UUDigitalHumanitieslab / kbkrant-harvest

working environment for harvesting the Databank Digitale Dagbladen
BSD 3-Clause "New" or "Revised" License
0 stars 1 forks source link

Unpack and sort by year #5

Open jgonggrijp opened 5 years ago

jgonggrijp commented 5 years ago

Currently, each newspaper is saved as a single tarball containing an uncompressed OCR file for each article as well as the gzipped metadata file. These tarballs are evenly spread over a hundred directories, using the last two digits of the newspaper ID as the grouping criterion (#2).

We need to be able to find newspapers by year.
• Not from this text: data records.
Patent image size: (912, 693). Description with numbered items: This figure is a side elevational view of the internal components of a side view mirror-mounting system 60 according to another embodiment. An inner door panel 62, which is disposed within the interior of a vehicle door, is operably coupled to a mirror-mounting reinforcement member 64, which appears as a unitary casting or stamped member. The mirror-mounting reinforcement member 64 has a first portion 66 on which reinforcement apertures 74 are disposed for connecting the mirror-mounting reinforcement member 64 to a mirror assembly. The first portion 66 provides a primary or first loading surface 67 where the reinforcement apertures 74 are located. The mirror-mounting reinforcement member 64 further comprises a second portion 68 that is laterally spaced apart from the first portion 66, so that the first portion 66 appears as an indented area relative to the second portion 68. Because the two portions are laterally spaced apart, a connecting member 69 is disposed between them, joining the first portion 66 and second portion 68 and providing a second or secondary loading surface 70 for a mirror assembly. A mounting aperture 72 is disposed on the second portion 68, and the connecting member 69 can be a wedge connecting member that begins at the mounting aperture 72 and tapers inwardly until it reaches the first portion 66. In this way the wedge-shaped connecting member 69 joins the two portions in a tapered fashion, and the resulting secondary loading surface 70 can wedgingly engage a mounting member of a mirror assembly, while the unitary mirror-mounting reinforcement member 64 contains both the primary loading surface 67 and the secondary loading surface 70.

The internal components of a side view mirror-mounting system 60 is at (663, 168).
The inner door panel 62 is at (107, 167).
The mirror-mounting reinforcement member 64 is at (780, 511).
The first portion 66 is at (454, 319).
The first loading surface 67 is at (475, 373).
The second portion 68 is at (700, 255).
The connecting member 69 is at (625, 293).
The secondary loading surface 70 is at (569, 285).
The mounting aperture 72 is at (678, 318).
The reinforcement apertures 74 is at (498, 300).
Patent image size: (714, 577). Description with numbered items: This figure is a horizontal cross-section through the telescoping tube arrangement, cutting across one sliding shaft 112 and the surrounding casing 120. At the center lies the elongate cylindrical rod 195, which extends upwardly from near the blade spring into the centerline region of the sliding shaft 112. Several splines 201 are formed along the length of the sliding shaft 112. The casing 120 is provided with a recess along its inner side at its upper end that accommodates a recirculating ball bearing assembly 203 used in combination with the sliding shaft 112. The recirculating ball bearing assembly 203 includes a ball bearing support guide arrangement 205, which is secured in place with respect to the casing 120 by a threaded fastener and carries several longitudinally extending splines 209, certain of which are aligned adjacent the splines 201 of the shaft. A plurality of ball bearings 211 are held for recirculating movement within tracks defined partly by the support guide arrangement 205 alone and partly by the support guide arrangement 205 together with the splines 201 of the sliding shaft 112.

The newspapers are not evenly spread over the years, so each year will have to be further divided into directories in order to prevent filesystem issues. If we're doing that anyway, we may as well organize by date within each year for added human-friendliness.

@BeritJanssen I propose to make combined month-date directories, so a flat list of 365 directories within each year (01-01, 01-02, ... 12-30, 12-31). This saves some filesystem overhead and should still be human-friendly enough, I think. Do you agree?

After reordering, it will likely still be desirable to be able to find newspapers by their ID. I'll leave a symlink from the old location to the new location for this purpose. Using ls -l, this will even make it possible to quickly look up the date for a given newspaper ID.

It is also more practical to have the newspapers as directories rather than as tarballs. This does inflate the disk usage by a factor of about 5, but there is still space for this.

jgonggrijp commented 5 years ago

I kicked off the script in a screen session. Fingers crossed!

jgonggrijp commented 5 years ago

Just checked, still running smoothly. A find tally suggests that the script is at about 4.5%.

@BeritJanssen That puts the estimated finish time around Sunday 24. February, 12.30 CET. I didn't realize just sorting the files by date would take so much time!